Les jeux vidéo de janvier 2022 (« UnMetal » ; « Planescape Torment » ; « Before your eyes »)

UnMetal : Jeu vidéo de FRAN (Espagne) publié par Versus Evil en 2021 de type Infiltration/Parodique.

Je suis un peu embêté pour parler de UnMetal, parce que ça se veut être une parodie des jeux d’infiltration console, notamment la série des Metal Gear Solid évidemment. Or je ne connais rien à tout ça, j’ai arrêté les consoles après la Master System, et si j’adore les jeux d’infiltration il s’agit de gameplay plus orientés clavier/souris, comme les jeux Mimimi (type Shadow Tactics) ou les vues FPS (Dishonored).

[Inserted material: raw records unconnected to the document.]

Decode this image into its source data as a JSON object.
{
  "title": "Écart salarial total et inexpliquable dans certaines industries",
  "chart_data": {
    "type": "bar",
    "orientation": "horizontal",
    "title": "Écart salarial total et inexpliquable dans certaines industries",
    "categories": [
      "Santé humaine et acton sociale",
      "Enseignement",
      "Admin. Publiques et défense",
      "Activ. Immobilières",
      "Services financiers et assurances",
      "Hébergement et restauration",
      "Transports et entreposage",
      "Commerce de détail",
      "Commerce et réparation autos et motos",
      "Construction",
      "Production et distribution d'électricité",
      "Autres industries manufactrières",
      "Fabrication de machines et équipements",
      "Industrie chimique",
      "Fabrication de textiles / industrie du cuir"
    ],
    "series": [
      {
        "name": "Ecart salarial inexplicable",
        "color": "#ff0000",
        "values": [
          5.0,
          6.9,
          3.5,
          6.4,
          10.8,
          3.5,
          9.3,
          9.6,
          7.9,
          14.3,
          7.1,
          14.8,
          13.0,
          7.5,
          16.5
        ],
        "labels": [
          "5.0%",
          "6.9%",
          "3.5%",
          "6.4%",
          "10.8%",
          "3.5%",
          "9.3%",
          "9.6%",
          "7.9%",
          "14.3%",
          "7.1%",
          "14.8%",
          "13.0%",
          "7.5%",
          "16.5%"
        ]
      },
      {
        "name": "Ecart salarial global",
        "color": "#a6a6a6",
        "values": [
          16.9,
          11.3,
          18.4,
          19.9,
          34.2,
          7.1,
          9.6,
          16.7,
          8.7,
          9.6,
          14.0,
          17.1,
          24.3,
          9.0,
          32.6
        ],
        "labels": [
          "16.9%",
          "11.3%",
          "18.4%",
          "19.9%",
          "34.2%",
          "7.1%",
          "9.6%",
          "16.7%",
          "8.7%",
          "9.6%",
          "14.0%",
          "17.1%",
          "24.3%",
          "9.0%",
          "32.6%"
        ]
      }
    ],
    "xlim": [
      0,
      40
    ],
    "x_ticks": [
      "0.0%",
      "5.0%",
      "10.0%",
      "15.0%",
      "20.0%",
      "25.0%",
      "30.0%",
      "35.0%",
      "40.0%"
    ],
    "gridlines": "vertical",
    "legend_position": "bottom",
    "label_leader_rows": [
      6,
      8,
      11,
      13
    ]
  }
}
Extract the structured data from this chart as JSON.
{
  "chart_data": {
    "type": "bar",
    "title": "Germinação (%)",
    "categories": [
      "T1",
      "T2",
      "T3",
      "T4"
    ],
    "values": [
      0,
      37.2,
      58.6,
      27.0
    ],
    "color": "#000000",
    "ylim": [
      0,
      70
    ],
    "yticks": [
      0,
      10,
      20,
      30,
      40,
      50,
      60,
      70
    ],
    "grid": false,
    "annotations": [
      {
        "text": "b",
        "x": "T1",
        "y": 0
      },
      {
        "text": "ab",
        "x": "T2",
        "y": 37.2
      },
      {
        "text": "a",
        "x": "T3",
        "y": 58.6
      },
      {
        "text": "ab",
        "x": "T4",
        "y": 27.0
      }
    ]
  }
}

Mon avis n’est donc pas représentatif : sans doute suis-je passé à côté d’une partie du plaisir référentiel que cherche à susciter UnMetal. J’ai trouvé que c’était un bon jeu, qui renouvelle très bien son gameplay au fil de la partie tout en restant sur ses solides bases, assez simples à exécuter mais pouvant générer des passages frustrants avec beaucoup de die & retry (ce qui est un marqueur et pour moi une plaie du jeu console).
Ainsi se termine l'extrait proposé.